Including Photometric Redshifts
Overview
The base ParSNIP model described in Boone 2021 assumes that the redshift of each transient is known. In Boone et al. 2022 (in prep.), ParSNIP was extended to handle datasets that only have photometric redshifts available. ParSNIP uses the photometric redshift as a prior and predicts the redshift of each transients. Currently ParSNIP only supports Gaussian photometric redshifts like the ones in the PLAsTiCC dataset, but it is straightforward to include more complex photometric redshift priors.
The plasticc_photoz
built-in model was trained on the PLAsTiCC dataset and uses
photometric redshifts instead of true redshifts. It can be loaded with the following
command:
>>> model = parsnip.load_model('plasticc_photoz')
This model assumes that each transient has metadata with a hostgal_photoz
key
containing the mean photometric redshift prediction and a hostgal_photoz_err
key
containing the photometric redshift uncertainty.
Training ParSNIP with photometric redshifts
The following steps can be used to train a model that uses photometric redshifts on the PLAsTiCC dataset and generate predictions for both the training and test datasets. You should first follow the steps in Reproducing Boone 2021 to download the PLAsTiCC dataset.

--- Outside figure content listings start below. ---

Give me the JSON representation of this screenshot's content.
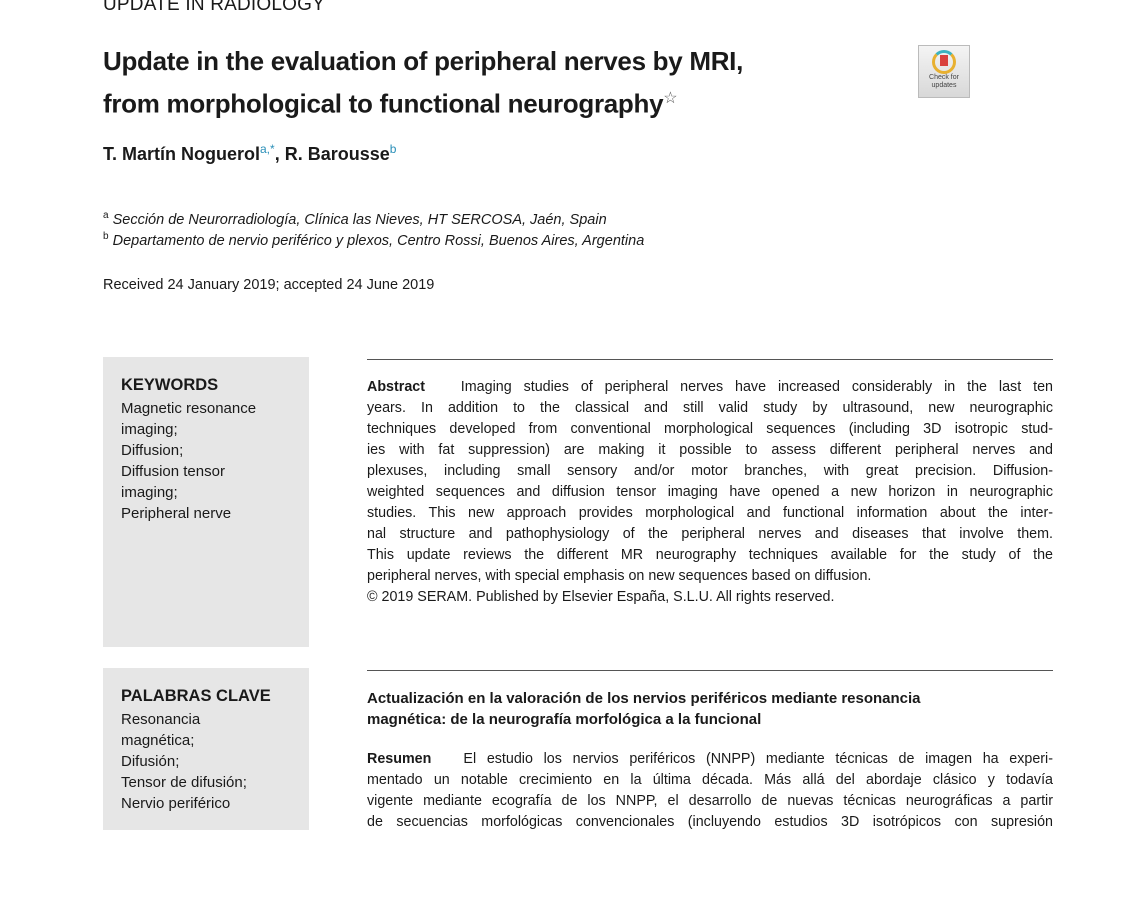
{
  "section": "UPDATE IN RADIOLOGY",
  "title": {
    "line1": "Update in the evaluation of peripheral nerves by MRI,",
    "line2": "from morphological to functional neurography",
    "star": "☆"
  },
  "badge": {
    "line1": "Check for",
    "line2": "updates"
  },
  "authors": {
    "a1": "T. Martín Noguerol",
    "a1_sup": "a,*",
    "sep": ", ",
    "a2": "R. Barousse",
    "a2_sup": "b"
  },
  "affiliations": [
    {
      "sup": "a",
      "text": "Sección de Neurorradiología, Clínica las Nieves, HT SERCOSA, Jaén, Spain"
    },
    {
      "sup": "b",
      "text": "Departamento de nervio periférico y plexos, Centro Rossi, Buenos Aires, Argentina"
    }
  ],
  "received": "Received 24 January 2019; accepted 24 June 2019",
  "keywords": {
    "heading": "KEYWORDS",
    "items": [
      "Magnetic resonance",
      "imaging;",
      "Diffusion;",
      "Diffusion tensor",
      "imaging;",
      "Peripheral nerve"
    ]
  },
  "abstract": {
    "label": "Abstract",
    "lines": [
      "Imaging studies of peripheral nerves have increased considerably in the last ten",
      "years. In addition to the classical and still valid study by ultrasound, new neurographic",
      "techniques developed from conventional morphological sequences (including 3D isotropic stud-",
      "ies with fat suppression) are making it possible to assess different peripheral nerves and",
      "plexuses, including small sensory and/or motor branches, with great precision. Diffusion-",
      "weighted sequences and diffusion tensor imaging have opened a new horizon in neurographic",
      "studies. This new approach provides morphological and functional information about the inter-",
      "nal structure and pathophysiology of the peripheral nerves and diseases that involve them.",
      "This update reviews the different MR neurography techniques available for the study of the",
      "peripheral nerves, with special emphasis on new sequences based on diffusion.",
      "© 2019 SERAM. Published by Elsevier España, S.L.U. All rights reserved."
    ]
  },
  "palabras": {
    "heading": "PALABRAS CLAVE",
    "items": [
      "Resonancia",
      "magnética;",
      "Difusión;",
      "Tensor de difusión;",
      "Nervio periférico"
    ]
  },
  "spanish_title": {
    "line1": "Actualización en la valoración de los nervios periféricos mediante resonancia",
    "line2": "magnética: de la neurografía morfológica a la funcional"
  },
  "resumen": {
    "label": "Resumen",
    "lines": [
      "El estudio los nervios periféricos (NNPP) mediante técnicas de imagen ha experi-",
      "mentado un notable crecimiento en la última década. Más allá del abordaje clásico y todavía",
      "vigente mediante ecografía de los NNPP, el desarrollo de nuevas técnicas neurográficas a partir",
      "de secuencias morfológicas convencionales (incluyendo estudios 3D isotrópicos con supresión"
    ]
  }
}
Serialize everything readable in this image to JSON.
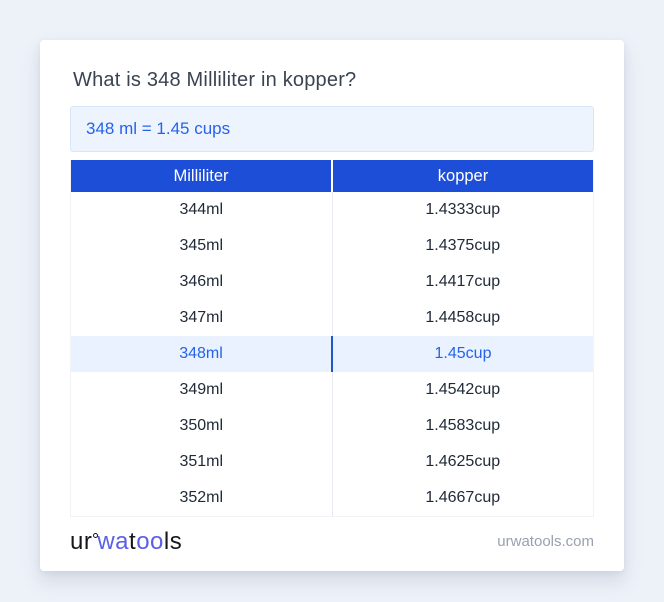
{
  "colors": {
    "page_bg": "#edf1f8",
    "header_blue": "#1d4ed8",
    "accent_blue": "#2563eb",
    "highlight_row_bg": "#e9f2fe",
    "result_box_bg": "#edf4fd",
    "result_box_border": "#d9e6f7",
    "logo_blue": "#5b5fe8",
    "footer_gray": "#98a1b0"
  },
  "main": {
    "title": "What is 348 Milliliter in kopper?",
    "result_text": "348 ml = 1.45 cups"
  },
  "table": {
    "headers": [
      "Milliliter",
      "kopper"
    ],
    "highlighted_row_index": 4,
    "rows": [
      {
        "ml": "344ml",
        "kopper": "1.4333cup"
      },
      {
        "ml": "345ml",
        "kopper": "1.4375cup"
      },
      {
        "ml": "346ml",
        "kopper": "1.4417cup"
      },
      {
        "ml": "347ml",
        "kopper": "1.4458cup"
      },
      {
        "ml": "348ml",
        "kopper": "1.45cup"
      },
      {
        "ml": "349ml",
        "kopper": "1.4542cup"
      },
      {
        "ml": "350ml",
        "kopper": "1.4583cup"
      },
      {
        "ml": "351ml",
        "kopper": "1.4625cup"
      },
      {
        "ml": "352ml",
        "kopper": "1.4667cup"
      }
    ]
  },
  "footer": {
    "logo_segments": [
      {
        "text": "ur",
        "tone": "dark"
      },
      {
        "text": "wa",
        "tone": "blue"
      },
      {
        "text": "t",
        "tone": "dark"
      },
      {
        "text": "oo",
        "tone": "blue"
      },
      {
        "text": "ls",
        "tone": "dark"
      }
    ],
    "website": "urwatools.com"
  }
}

Photometric redshifts are enabled by passing the --predict_redshift
flag to
parsnip_train
. Model training can be unstable at early epochs when the redshift is
being predicted, so we recommend using larger batch sizes and starting the training with
a lower learning rate. A batch size of 256 and a learning rate of 5e-4 is stable for
the PLAsTiCC dataset.
Note: Model training is much faster if a GPU is available. By default, ParSNIP will
attempt to use the GPU if there is one and fallback to CPU if not. This can be overriden
by passing e.g. --device cpu
to the parsnip_train
script where cpu
is the desired
PyTorch device.
Train the PLAsTiCC model using the full dataset (1 day):
$ parsnip_train \
./models/parsnip_plasticc_photoz.pt \
./data/plasticc_combined.h5 \
--batch_size 256 \
--learning_rate 5e-4 \
--predict_redshift
Generate predictions for the PLAsTiCC training set with 100-fold augmentation (4 min):
parsnip_predict ./predictions/parsnip_predictions_plasticc_photoz_train_aug_100.h5 \
./models/parsnip_plasticc_photoz.pt \
./data/plasticc_train.h5 \
--augments 100
Generate predictions for the full PLAsTiCC dataset (1 hour):
parsnip_predict ./predictions/parsnip_predictions_plasticc_photoz_test.h5 \
./models/parsnip_plasticc_photoz.pt \
./data/plasticc_test.h5
By default, ParSNIP uses a spectroscopic redshift prior with a width of 0.01 during
training. This can be adjusted using the specz_error
flag to parsnip_train
. For
example, running parsnip_train ... --specz_error 0.05
will use a prior with a width of
0.05 instead.
Figures and analysis
All of the figures and analysis in Boone et al. 2022 (in prep.) can be reproduced with a Jupyter notebook that is available on GitHub. To rerun this notebook on a newly trained model, copy the notebooks folder to the working directory and run the notebook from within that folder.